Había una vez un niño que dentro de su ser, habitaba un adulto.
El adulto interior que le hablaba, que lo guiaba.
El que le iba mostrando partes de la escuela de la vida.
Este niño, mientras crecía, su cabeza iba más allá de lo habitual.
Se hizo muy amigo de las fantasías y de los sueños, porque su interior le decía que todo eso, era posible hacerlo realidad.
Fue conociendo situaciones duras y difíciles, pero el destino le brindaba nuevas oportunidades y a lo demás, a lo que ya no servía, quedaba como parte del aprendizaje, pero lo superaba.
Miraba y observaba y se transformaba en un gran espectador de todo lo que pasaba a su alrededor.
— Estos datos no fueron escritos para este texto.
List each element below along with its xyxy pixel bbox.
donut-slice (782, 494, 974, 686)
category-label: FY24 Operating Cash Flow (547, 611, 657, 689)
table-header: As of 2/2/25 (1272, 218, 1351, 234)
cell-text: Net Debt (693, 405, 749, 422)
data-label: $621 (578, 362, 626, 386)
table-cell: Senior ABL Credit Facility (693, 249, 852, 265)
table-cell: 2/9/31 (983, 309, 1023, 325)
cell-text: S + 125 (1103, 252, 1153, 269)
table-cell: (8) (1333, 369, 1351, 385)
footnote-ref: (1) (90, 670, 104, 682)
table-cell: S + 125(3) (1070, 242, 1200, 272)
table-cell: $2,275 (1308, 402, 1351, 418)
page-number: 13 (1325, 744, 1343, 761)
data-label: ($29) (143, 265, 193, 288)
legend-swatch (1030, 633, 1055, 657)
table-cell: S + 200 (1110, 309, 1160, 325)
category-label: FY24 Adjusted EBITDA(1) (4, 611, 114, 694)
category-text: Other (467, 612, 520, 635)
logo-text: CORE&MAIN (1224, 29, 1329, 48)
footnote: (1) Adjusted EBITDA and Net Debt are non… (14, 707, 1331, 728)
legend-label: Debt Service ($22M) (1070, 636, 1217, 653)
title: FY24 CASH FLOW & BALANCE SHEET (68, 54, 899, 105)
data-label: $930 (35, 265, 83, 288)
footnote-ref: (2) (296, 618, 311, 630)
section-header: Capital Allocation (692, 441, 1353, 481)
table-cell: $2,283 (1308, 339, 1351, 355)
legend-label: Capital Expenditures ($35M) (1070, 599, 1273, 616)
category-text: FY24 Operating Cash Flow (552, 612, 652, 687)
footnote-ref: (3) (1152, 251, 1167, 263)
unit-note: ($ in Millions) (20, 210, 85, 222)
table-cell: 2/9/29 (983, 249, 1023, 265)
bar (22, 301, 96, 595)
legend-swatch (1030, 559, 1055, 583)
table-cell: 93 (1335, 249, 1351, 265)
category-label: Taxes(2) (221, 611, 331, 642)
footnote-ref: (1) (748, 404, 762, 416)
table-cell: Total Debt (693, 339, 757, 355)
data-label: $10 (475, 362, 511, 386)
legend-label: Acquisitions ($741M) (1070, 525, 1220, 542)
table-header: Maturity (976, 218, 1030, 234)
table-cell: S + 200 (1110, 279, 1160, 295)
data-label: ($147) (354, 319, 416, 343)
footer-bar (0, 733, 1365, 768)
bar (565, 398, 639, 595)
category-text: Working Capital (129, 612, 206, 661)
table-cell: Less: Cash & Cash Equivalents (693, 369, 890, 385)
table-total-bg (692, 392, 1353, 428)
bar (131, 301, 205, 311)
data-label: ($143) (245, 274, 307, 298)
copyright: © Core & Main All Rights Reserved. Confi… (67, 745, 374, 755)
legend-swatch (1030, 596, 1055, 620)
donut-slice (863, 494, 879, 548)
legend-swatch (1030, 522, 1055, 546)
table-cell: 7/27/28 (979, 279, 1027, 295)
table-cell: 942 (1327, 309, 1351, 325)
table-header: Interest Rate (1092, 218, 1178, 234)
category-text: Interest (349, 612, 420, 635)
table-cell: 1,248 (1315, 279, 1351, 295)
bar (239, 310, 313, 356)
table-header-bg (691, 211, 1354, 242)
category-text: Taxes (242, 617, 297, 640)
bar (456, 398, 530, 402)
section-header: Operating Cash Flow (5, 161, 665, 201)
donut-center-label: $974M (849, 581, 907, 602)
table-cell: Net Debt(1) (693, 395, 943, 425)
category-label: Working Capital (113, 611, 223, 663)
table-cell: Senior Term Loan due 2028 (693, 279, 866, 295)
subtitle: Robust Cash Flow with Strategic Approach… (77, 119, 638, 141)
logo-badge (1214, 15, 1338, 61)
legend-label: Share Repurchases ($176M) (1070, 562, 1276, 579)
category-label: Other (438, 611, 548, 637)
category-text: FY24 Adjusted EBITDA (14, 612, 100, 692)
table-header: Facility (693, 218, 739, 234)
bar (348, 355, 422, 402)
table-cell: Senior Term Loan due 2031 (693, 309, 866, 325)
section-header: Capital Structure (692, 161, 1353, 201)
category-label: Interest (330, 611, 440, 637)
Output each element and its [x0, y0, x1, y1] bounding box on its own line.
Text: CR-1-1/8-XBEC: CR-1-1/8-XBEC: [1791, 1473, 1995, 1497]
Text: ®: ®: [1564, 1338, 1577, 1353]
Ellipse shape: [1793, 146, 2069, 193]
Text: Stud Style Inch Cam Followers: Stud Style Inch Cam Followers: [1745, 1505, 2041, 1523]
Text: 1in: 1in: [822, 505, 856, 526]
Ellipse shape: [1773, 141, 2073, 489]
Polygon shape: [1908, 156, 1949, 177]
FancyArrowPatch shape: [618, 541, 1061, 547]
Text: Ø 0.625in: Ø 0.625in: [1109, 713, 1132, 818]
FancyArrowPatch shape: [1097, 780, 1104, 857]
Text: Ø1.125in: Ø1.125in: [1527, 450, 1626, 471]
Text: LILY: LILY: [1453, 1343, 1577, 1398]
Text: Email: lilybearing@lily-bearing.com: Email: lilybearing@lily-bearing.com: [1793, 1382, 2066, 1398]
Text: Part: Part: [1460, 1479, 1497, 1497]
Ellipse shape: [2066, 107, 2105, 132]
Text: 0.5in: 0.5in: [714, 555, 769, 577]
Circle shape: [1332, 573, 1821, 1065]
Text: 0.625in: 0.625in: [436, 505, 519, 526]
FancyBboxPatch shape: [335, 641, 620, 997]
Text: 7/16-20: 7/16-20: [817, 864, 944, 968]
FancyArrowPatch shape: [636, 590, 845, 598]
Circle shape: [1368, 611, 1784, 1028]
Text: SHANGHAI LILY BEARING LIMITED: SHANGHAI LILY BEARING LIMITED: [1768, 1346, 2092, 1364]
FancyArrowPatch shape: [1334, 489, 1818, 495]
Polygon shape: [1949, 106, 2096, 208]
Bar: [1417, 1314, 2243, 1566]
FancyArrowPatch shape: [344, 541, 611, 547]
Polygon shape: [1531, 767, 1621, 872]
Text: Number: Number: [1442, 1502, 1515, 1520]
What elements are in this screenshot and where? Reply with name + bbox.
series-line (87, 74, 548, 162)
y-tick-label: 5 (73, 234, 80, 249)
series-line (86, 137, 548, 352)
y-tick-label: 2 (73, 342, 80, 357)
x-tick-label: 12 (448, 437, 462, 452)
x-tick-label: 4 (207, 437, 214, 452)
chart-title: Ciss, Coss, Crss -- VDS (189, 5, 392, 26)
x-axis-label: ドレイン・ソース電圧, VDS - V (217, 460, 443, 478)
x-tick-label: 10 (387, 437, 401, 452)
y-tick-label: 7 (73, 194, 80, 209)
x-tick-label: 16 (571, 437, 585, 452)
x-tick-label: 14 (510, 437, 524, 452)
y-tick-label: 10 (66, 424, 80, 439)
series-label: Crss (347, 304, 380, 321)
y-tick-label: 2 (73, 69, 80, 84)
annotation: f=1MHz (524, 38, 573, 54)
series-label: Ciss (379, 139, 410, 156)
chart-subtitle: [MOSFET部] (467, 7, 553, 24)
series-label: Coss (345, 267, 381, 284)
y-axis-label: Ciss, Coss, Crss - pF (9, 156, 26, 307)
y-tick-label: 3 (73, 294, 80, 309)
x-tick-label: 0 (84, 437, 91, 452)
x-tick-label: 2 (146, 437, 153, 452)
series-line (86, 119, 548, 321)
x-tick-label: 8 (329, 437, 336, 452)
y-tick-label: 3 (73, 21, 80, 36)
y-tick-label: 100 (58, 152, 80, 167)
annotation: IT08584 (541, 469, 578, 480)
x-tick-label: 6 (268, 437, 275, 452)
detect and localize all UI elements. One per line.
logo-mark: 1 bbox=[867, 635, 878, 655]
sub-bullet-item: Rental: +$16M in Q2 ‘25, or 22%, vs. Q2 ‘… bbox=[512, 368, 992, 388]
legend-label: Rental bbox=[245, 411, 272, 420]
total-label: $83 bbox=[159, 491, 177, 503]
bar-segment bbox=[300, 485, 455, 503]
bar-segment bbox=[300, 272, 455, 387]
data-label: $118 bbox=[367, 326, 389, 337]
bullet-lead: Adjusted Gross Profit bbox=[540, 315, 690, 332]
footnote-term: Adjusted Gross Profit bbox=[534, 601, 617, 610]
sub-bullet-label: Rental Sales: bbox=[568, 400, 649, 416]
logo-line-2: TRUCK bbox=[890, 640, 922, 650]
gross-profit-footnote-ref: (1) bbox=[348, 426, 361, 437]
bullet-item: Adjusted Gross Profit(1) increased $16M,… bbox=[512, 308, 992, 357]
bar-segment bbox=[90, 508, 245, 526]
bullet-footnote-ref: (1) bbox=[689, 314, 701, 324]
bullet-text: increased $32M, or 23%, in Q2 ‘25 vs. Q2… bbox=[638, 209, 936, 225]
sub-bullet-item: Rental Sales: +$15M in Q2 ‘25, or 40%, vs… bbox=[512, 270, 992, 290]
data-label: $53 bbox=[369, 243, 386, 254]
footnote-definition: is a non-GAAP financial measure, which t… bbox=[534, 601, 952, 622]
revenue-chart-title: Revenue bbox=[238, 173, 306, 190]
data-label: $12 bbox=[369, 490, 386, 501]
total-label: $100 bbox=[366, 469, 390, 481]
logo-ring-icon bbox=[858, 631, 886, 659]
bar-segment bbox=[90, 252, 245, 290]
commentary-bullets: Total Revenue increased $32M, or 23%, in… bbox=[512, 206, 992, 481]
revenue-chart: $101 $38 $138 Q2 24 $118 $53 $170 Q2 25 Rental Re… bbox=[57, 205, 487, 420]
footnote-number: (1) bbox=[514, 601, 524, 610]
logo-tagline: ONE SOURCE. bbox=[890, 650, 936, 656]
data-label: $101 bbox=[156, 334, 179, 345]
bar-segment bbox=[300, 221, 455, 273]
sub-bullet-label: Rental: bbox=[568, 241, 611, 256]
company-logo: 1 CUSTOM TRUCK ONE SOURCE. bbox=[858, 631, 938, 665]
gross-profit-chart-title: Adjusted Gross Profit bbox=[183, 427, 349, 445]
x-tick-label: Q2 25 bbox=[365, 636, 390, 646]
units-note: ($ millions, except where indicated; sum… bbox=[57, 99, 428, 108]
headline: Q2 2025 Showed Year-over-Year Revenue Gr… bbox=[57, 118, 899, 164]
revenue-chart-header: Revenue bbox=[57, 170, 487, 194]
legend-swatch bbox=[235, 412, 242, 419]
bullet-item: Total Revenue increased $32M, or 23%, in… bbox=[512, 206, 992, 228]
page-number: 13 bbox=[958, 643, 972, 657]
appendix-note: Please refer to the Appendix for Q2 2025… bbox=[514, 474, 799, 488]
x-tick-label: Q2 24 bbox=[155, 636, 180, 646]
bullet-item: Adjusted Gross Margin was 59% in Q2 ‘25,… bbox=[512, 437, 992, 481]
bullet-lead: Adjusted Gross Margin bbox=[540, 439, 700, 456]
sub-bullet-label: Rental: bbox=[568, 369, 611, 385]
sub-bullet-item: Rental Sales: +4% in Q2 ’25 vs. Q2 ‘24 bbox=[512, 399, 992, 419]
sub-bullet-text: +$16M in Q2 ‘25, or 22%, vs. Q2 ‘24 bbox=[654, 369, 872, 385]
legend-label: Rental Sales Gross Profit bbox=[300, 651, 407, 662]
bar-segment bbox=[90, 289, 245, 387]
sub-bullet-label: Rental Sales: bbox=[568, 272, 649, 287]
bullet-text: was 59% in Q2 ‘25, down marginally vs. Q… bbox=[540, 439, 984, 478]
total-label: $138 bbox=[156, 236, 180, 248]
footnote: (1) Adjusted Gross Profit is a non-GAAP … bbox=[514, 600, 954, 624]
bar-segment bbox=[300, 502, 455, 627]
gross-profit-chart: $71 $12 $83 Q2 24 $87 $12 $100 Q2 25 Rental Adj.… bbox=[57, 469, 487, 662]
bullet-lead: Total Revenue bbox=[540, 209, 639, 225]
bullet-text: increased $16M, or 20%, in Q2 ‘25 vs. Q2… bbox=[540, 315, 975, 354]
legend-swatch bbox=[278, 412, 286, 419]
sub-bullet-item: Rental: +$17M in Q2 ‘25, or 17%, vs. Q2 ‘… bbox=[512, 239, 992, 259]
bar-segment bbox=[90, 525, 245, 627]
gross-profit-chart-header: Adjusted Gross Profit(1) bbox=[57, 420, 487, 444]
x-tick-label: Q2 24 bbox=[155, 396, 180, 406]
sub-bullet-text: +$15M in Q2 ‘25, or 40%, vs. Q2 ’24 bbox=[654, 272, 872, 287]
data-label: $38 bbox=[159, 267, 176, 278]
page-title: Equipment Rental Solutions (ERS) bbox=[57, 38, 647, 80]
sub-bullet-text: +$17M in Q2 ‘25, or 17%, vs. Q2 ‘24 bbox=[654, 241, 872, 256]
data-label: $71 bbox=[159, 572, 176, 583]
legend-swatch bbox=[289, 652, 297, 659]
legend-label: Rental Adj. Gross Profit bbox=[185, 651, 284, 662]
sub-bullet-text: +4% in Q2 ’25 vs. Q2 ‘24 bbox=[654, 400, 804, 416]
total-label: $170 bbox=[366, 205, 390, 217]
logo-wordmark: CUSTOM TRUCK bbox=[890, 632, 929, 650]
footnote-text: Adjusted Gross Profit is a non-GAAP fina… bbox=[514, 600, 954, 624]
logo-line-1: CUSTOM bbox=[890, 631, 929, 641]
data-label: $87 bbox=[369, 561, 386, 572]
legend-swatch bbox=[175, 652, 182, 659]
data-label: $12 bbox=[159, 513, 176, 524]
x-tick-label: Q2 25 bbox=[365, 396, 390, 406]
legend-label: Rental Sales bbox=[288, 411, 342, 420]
La comunicación interna cada vez era más profunda, porque ese niño, le daba un buen uso a su cerebro.
Las experiencias del adolescente tímido, florecían para dar paso a la adultez.
Y en su interior, hubo una pequeña modificación; pero estaba acordada que sería así.
El adulto que nació junto a este niño, tomaría su lugar y el niño, viviría en su alma.
Y la edad trajo consigo nuevas situaciones, nuevas anécdotas que sólo se pueden contar cuando se han superado, porque el dolor sanado, sirve como motivador para otras personas.
Las emociones salían a la luz, guiadas por el brillo interior de ese niño que crecía en un cuerpo adulto.
El amor a sí mismo, le fortaleció la autoestima y fue así que pudo afrontar los obstáculos que se presentaban y serían parte del pasado que es hoy.
Dándole más valor a lo no material, aprendió que la vida tiene mayor sentido.
Que los valores encarnecidos son las virtudes de su ser.
Una vida vivida donde se estudia cada materia para aprender a valorar cada lección y tenerla presente.
Y es esa la conjugación en la que él, el niño y el adulto, se sienten cómodos, felices, plenos.
Porque en este presente, ambos, se la pasan jugando.